Rosetta est d’abord une rencontre avec un corps. Celui de l’actrice (alors inconnue) Émilie Dequenne qui, dès la première séquence du film, déboule dans les couloirs de son usine (elle vient d’être licenciée) vêtue de la blouse blanche et coiffée du filet à cheveux réglementaires. La caméra à l’épaule des frères Dardenne la suit dans les couloirs malgré les portes qu’elle claque derrière elle, comme aspirée par l’énergie de cette jeune femme en furie, en osmose avec la rage qui guide ses pas. Alors qu’elle rentre dans le lard de son supérieur, verbalement puis physiquement, la caméra épouse le flou et la violence de l’empoignade, halète un instant lorsque Rosetta reprend son souffle, puis repart comme une flèche sur ses talons alors qu’elle tente d’enfoncer les portes (fermées, cette fois) de la direction, pourchassée par les vigiles. Ceux-ci s’arrêtent – et la caméra avec eux – devant les toilettes où la furie s’est réfugiée, et finissent par la traîner à grand-peine vers la sortie.
Les frères Dardenne : « Cette fois-ci, le moindre arrangement avec le réel était impossible »
Durant toute la scène, les bribes de dialogue sont comme autant de coups échangés à l’aveugle par les personnages, soumis aux élans brutaux de ce corps qui refuse de se soumettre. «Pourquoi moi, alors que je fais bien mon travail?» «Parce que vous êtes la seule à avoir fini votre période d’essai!» C’est cette incommunicabilité que filment les réalisateurs belges – très loin du cinéma social à thèse volontiers donneur de leçons à la mode aujourd’hui –, pour perpétuer la tradition d’un réalisme amer et lucide.
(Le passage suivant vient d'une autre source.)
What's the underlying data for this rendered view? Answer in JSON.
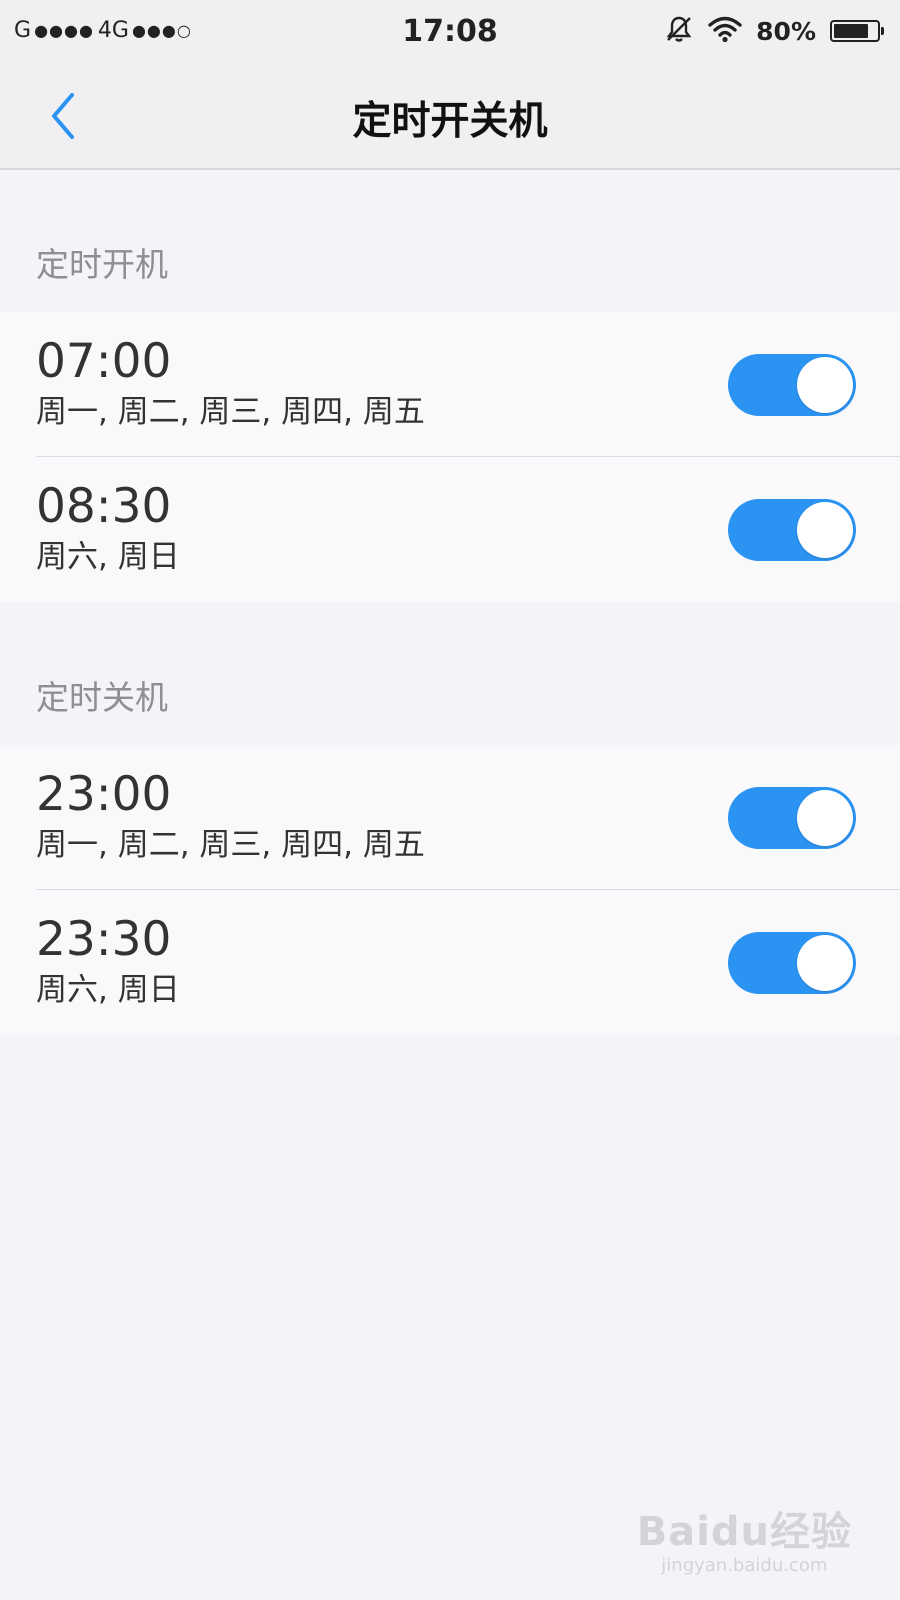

Rosetta ne sera jamais une héroïne sans reproche de la lutte des classes, ni même un symbole acceptable de sa triste condition. Elle restera cette jeune femme en colère, claquant et enfonçant des portes par réflexe de survie, ce corps butant sans cesse contre le monde et ses codes de maintien physique et moral. Palme d’or (à l’unanimité) à Cannes en 1999, Rosetta n’est pas un film engagé, mais un film enragé.